Vom Weiten konnten wir schon ein Glockenspiel hören, welches einfach nicht verstummen wollte. Auch in der Ukraine, wollen wir schauen, wie sich die Kirchen hier aufstellen. In Rumänien sahen wir gefühlt 5 Stück pro Dorf, da die Rumänen sehr gläubig sind und der damalige Diktator den Glauben verbot. Hier war wieder viel Gold im Spiel, doch die Stimmung wirkte mit dunklen Bildern und leicht verrauchter Luft eher düster.

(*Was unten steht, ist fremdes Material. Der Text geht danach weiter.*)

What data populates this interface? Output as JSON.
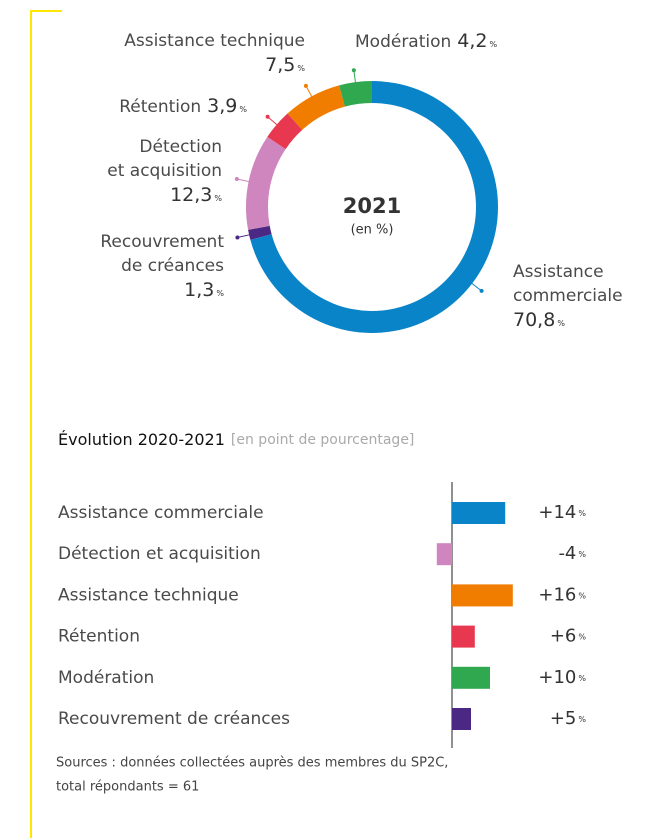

Am Polwan angekommen, ging es für uns doch nochmal 25 km weiter, um in der Natur schlafen zu können. Bei der Stadtbegehung sahen wir schon den verheerenden Zustand der Straßen, sowas kann man sich nicht vorstellen. Tiefe Schlaglöcher, 10 cm abgesetzte Gullis oder fehlende Kanaldeckel mitten auf der Straße. Über das Kopfsteinpflaster lästerten wir noch, dass man wohl sparen wollte und einfach nicht jeden Stein setzte. Aus der Stadt herauszukommen war ein Graus, Temposchnitt zwischen 15 und 20 km/h immer mit dem Blick in den Rückspiegel, dass kein waghalsiger hinten drauf fährt, wenn man mal wieder 2 m nach links oder rechts schwenken musste. Das Fahren auf der Gegenfahrspur bei durchgezogener Linie ist zum Ausweichen der Schlaglöcher wohl Gang und Gebe.

Wir sind gespannt, wie es weiter geht. Das Tanken machte hingegen Spaß, bei 26,50 UAH (0,795 €) lässt sich der ein oder andere Zusatzliter durch Slalomfahren im zweiten Gang verkraften.

Von der Stadt waren wir positiv überrascht, sie wirkt sehr jung durch die vielen jungen Menschen / Studenten und lässt uns auf den Rest unseres ungeplanten Ukraineabstechers freuen.